Although current search engine software is not often optimised to perform vector search, work continues in Elastic and Apache Lucene, and a host of open source alternatives offer the vector search capability at high speed and scale (e.g NMSLib, FAISS, Annoy).
In addition, many start-ups have emerged to lift some of the burden of setting up and maintaining vector search engines from your poor ops department. Pinecone and Zilliz are two such start-ups providing vector search for the enterprise.
Pinecone is a pure SaaS offering, where you upload the embeddings produced by your machine learning models to their servers and send queries via their API. All aspects of hosting including security, scaling, speed, and other operational concerns are handled by the Pinecone team, meaning that you can be up and running with a similarity search engine within a matter of hours.
Milvus wraps commonly used libraries such as NMSLib and FAISS, providing a simple deployment of a vector search engine with an expressive and easy-to-use API that developers can use to build and maintain their own vector indexes.
Grid.ai is the brainchild of the people behind PyTorch Lightning, a popular high-level framework built on PyTorch that abstracts away much of the standard PyTorch boilerplate and makes it easy to train on one or 1000 GPUs with a couple of parameter switches.
Grid.ai takes the simplification that PyTorch Lightning brings and runs away with it, allowing data scientists to train their models using transient GPU resources as seamlessly as running code locally.
Do you want to run a hyper-parameter sweep across 200 GPUs all at once? Grid.ai will let you do that, managing all of the provisioning (and decommissioning) of infrastructure resources behind the scenes, making sure that your datasets are optimised for use at scale, and providing metrics reports, all bundled up with an easy-to-use web UI.
You can also use Grid.ai to spin up instances for interactive development, either at the console or attached to a Jupyter Notebook.
Grid.ai’s efforts to simplify model training at scale will be useful to companies that regularly need to spin up training runs that occupy 100 or more GPUs at a time, but it remains to be seen just how many of those customers are out there.
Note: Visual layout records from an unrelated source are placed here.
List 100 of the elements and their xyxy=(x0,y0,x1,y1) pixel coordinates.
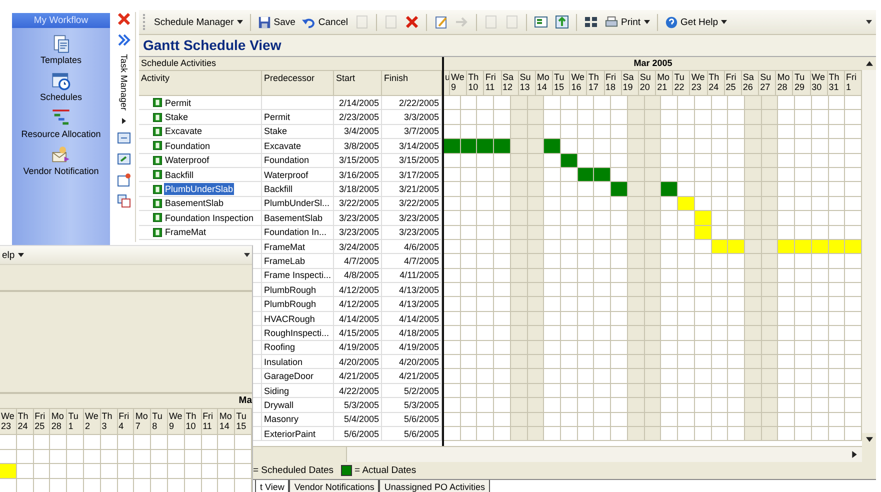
activity-cell[interactable]: BasementSlab xyxy=(164,197,225,210)
gantt-bar-cell[interactable] xyxy=(561,154,578,168)
view-tab[interactable]: Vendor Notifications xyxy=(289,480,380,492)
view-title: Gantt Schedule View xyxy=(139,35,876,56)
menu-button[interactable]: Print xyxy=(602,12,652,32)
column-header[interactable]: Activity xyxy=(139,71,262,95)
scroll-right-icon[interactable] xyxy=(852,451,857,458)
start-date-cell: 4/8/2005 xyxy=(334,268,382,284)
caret-icon[interactable] xyxy=(121,118,127,124)
double-chevron-icon[interactable] xyxy=(117,33,131,47)
start-date-cell: 5/3/2005 xyxy=(334,398,382,413)
activity-icon xyxy=(153,170,162,180)
day-header: Th 10 xyxy=(184,409,202,434)
workflow-item[interactable]: Templates xyxy=(40,34,82,65)
day-header: Th 17 xyxy=(587,71,605,95)
start-date-cell: 3/4/2005 xyxy=(334,124,382,140)
scroll-up-icon[interactable] xyxy=(866,61,872,66)
gantt-bar-cell[interactable] xyxy=(544,139,562,154)
activity-icon xyxy=(153,213,162,222)
vertical-scrollbar[interactable] xyxy=(862,57,876,446)
day-header: Tu 1 xyxy=(67,409,84,434)
gantt-bar-cell[interactable] xyxy=(694,211,712,226)
activity-cell[interactable]: Waterproof xyxy=(164,154,210,166)
activity-cell[interactable]: Foundation xyxy=(164,140,212,152)
column-header[interactable]: Finish xyxy=(382,71,442,95)
start-date-cell: 4/15/2005 xyxy=(334,326,382,341)
day-header: Th 31 xyxy=(828,71,845,95)
workflow-item[interactable]: Schedules xyxy=(40,71,82,102)
menu-button[interactable]: Get Help xyxy=(662,12,730,32)
view-tab[interactable]: Unassigned PO Activities xyxy=(379,480,490,492)
gantt-bar-cell[interactable] xyxy=(845,240,862,254)
day-header: Th 3 xyxy=(100,409,118,434)
predecessor-cell: Insulation xyxy=(262,355,334,370)
start-date-cell: 3/8/2005 xyxy=(334,139,382,154)
start-date-cell: 4/12/2005 xyxy=(334,283,382,298)
activity-cell[interactable]: FrameMat xyxy=(164,226,208,238)
predecessor-cell: Excavate xyxy=(262,139,334,154)
workflow-item[interactable]: Resource Allocation xyxy=(21,108,101,139)
gantt-bar-cell[interactable] xyxy=(778,240,796,254)
activity-cell[interactable]: Excavate xyxy=(164,125,204,138)
toolbar-button[interactable]: Cancel xyxy=(300,12,350,32)
predecessor-cell: PlumbRough xyxy=(262,283,334,298)
activity-icon xyxy=(153,112,162,122)
finish-date-cell: 3/23/2005 xyxy=(382,211,442,226)
caret-icon[interactable] xyxy=(866,20,872,24)
gantt-bar-cell[interactable] xyxy=(0,464,17,479)
gantt-bar-cell[interactable] xyxy=(477,139,494,154)
start-date-cell: 5/6/2005 xyxy=(334,426,382,442)
activity-cell[interactable]: PlumbUnderSlab xyxy=(164,183,234,196)
gantt-bar-cell[interactable] xyxy=(494,139,511,154)
activity-cell[interactable]: Foundation Inspection xyxy=(164,212,255,224)
delete-icon xyxy=(404,15,419,29)
view-tab[interactable]: t View xyxy=(255,480,290,492)
column-header[interactable]: Start xyxy=(334,71,382,95)
task-manager-tab[interactable]: Task Manager xyxy=(119,54,129,111)
horizontal-scrollbar[interactable] xyxy=(251,446,862,462)
close-icon[interactable] xyxy=(117,12,131,26)
start-date-cell: 3/15/2005 xyxy=(334,154,382,168)
workflow-item[interactable]: Vendor Notification xyxy=(23,145,99,176)
printer-icon xyxy=(604,16,618,28)
menu-button[interactable]: elp xyxy=(2,250,24,260)
day-header: Th 24 xyxy=(708,71,725,95)
column-header[interactable]: Predecessor xyxy=(262,71,334,95)
gantt-bar-cell[interactable] xyxy=(444,139,461,154)
gantt-bar-cell[interactable] xyxy=(678,196,695,212)
activity-cell[interactable]: Stake xyxy=(164,111,190,124)
gantt-bar-cell[interactable] xyxy=(661,182,678,197)
grip-handle[interactable] xyxy=(143,14,147,30)
arrow-icon xyxy=(454,15,469,29)
scroll-down-icon[interactable] xyxy=(866,437,872,442)
menu-button[interactable]: Schedule Manager xyxy=(152,12,245,32)
gantt-bar-cell[interactable] xyxy=(460,139,478,154)
predecessor-cell: Permit xyxy=(262,110,334,125)
finish-date-cell: 3/17/2005 xyxy=(382,168,442,182)
page-icon xyxy=(504,15,519,29)
activity-cell[interactable]: Backfill xyxy=(164,168,195,181)
toolbar-button[interactable]: Save xyxy=(256,12,298,32)
finish-date-cell: 4/20/2005 xyxy=(382,355,442,370)
caret-icon[interactable] xyxy=(244,253,250,257)
predecessor-cell: GarageDoor xyxy=(262,369,334,384)
day-header: We 16 xyxy=(570,71,588,95)
gantt-bar-cell[interactable] xyxy=(611,182,628,197)
gantt-bar-cell[interactable] xyxy=(795,240,812,254)
predecessor-cell: Stake xyxy=(262,124,334,140)
window-icon[interactable] xyxy=(117,130,131,145)
day-header: Tu 8 xyxy=(151,409,168,434)
activity-icon xyxy=(153,156,162,165)
gantt-bar-cell[interactable] xyxy=(594,168,612,182)
activity-cell[interactable]: Permit xyxy=(164,96,192,109)
activity-icon xyxy=(153,228,162,237)
day-header: Fri 11 xyxy=(202,409,218,434)
window-alert-icon[interactable] xyxy=(117,172,131,187)
day-header: Fri 4 xyxy=(118,409,134,434)
legend-label: = Actual Dates xyxy=(354,465,416,476)
predecessor-cell: PlumbUnderSl... xyxy=(262,196,334,212)
windows-icon[interactable] xyxy=(117,194,131,208)
predecessor-cell: PlumbRough xyxy=(262,297,334,312)
table-caption: Schedule Activities xyxy=(139,57,442,71)
day-header: Mo 7 xyxy=(134,409,152,434)
gantt-bar-cell[interactable] xyxy=(728,240,745,254)
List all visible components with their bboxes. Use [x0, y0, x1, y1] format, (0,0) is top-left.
Still, if you need a streamlined training pipeline for your data scientists that minimises cloud costs, you should definitely give Grid.ai a close examination.
DataRobot’s data prep pipeline has all the bells and whistles in terms of web UI that you’d expect to make data enrichment a breeze, plus it includes facilities to assist users (either novices or experts) by automatically profiling, clustering, and cleaning data before it gets fed into a model.
DataRobot has an automated machine learning facility that will train a brace of models against targets for you, allowing you to select the best-performing generated model or one of your own uploaded to the platform. When it comes to deployment, the platform’s integrated MLops module tracks everything from uptime to data drift as time goes by, so you can always see the performance of your models at a glance.
There’s also a feature called Humble AI that allows you to put extra guardrails on your models in case low probability events occur at prediction time, and of course these can be tracked via the MLops module as well.
In a slight difference from most of the other start-ups on this list, DataRobot will install on bare metal within your own data centres and Hadoop clusters as well as deploy in private and managed cloud offerings, showing that it’s determined to compete in all arenas in the enterprise AI platform battles ahead, serving customers from the quick-moving start-up to the established Fortune 500 company.
MLops is one of the hottest areas of AI right now — and the need for accelerators, platforms, and management and monitoring will only increase as more companies enter the AI space. If you’re joining the AI gold rush, you can turn to these five start-ups to supply your picks and axes!